The Youth Alcohol Policy Survey, a collaboration between the Cancer Policy Research Centre at Cancer Research UK and the Institute for Social Marketing and Health at the University of Stirling, provides a valuable monitor of where, and how often, adolescents recall seeing alcohol marketing. The results provide a stark reminder of why this continues to be an important issue.
In 2017, over 8/10 adolescents in the UK recalled seeing at least one form of alcohol marketing in the past month – and over half had seen 30 or more. Awareness was particularly high for alcohol adverts on television, celebrity endorsement, and special price offers. Almost a fifth of adolescents also reported owning branded merchandise like a sports shirt or branded drinks glasses.
Emerging digital advertising also provides a new challenging marketing mix for young people to navigate, including adverts on YouTube, influencers on Instagram and fan pages on social media, all of which can be virally spread quickly and may be hard for young people or their parents to recognise as advertising.
It was exposed last year that three quarters of Australia’s top 70 Instagram personalities featured alcoholic drinks in their posts, but only a quarter had revealed they’d been paid to do so. We see similar examples in the UK of personalities who are followed by young people and teenagers promoting alcohol brands.
The Youth Alcohol Policy Survey shows just how successfully digital alcohol marketing is reaching and engaging adolescents. In 2017, around one-in-four of adolescents recalled seeing adverts on alcohol on social media at least weekly, one-in-twenty recalled seeing adverts on social media daily or almost daily, and a one-in-ten had participated with at least one form of alcohol marketing on social media in the past month (e.g. liking or sharing a post). New data from the 2019 wave, as yet unpublished, suggests that things haven’t changed.

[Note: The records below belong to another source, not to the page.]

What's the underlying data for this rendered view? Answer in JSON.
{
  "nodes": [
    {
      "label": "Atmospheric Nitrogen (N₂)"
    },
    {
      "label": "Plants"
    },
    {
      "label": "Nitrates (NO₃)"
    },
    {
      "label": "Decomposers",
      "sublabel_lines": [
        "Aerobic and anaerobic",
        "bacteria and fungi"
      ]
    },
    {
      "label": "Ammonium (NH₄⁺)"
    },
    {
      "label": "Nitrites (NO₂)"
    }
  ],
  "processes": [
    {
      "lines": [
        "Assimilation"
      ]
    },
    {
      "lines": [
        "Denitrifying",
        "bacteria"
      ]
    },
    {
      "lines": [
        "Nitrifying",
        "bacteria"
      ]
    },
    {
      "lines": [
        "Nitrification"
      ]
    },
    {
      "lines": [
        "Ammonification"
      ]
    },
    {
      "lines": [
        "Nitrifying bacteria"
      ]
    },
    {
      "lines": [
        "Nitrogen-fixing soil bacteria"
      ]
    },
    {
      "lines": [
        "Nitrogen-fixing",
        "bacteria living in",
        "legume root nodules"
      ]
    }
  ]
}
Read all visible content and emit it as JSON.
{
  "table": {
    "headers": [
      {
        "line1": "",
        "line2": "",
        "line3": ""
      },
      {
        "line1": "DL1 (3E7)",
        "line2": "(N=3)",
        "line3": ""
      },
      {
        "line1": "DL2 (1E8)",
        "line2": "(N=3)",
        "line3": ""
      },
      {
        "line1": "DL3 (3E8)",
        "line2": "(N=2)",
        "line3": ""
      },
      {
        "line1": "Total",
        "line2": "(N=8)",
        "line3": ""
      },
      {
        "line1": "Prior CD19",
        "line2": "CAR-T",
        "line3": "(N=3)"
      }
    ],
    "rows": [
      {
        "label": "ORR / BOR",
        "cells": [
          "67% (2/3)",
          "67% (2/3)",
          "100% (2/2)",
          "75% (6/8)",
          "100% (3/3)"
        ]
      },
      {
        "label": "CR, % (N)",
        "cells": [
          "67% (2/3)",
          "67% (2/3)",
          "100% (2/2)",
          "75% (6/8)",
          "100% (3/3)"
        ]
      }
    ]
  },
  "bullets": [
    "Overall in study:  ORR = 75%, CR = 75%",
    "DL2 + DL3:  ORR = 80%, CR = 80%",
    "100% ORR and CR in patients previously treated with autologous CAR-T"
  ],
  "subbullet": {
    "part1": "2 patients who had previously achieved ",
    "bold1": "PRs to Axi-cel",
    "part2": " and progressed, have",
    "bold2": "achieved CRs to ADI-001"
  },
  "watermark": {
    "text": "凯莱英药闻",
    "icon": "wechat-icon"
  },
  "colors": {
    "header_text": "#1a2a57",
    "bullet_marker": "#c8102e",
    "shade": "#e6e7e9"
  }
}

It is now a decade since a 2010 Health Select Committee called for an overhaul in how alcohol marketing is self-regulated in the UK. This included recommendations for tighter controls that better protect young people and monitoring and enforcement processes to be independent of vested interests. There have since been similar calls from leading harm reduction agencies across the UK, in both 2013 and in 2017. To date, however, we have seen little actual change.
We are, however, starting to see some proactive steps elsewhere. For example, Ireland have begun to phase in a comprehensive suite of restrictions of marketing, while the Scottish Government plan to consult in 2021 on introducing new controls. Moreover, through their Childhood Obesity Strategy, the UK Government have shown some willingness to consider how commercial determinants influence food choices and dietary outcomes among young people.
I am sure many will watch the outcomes of these carefully and, if successful, they should provide a refreshed mandate to follow through on the recommendations made over a decade previously.
Dr Nathan Critchlow is a Research Fellow at the Institute for Social Marketing and Health, University of Stirling.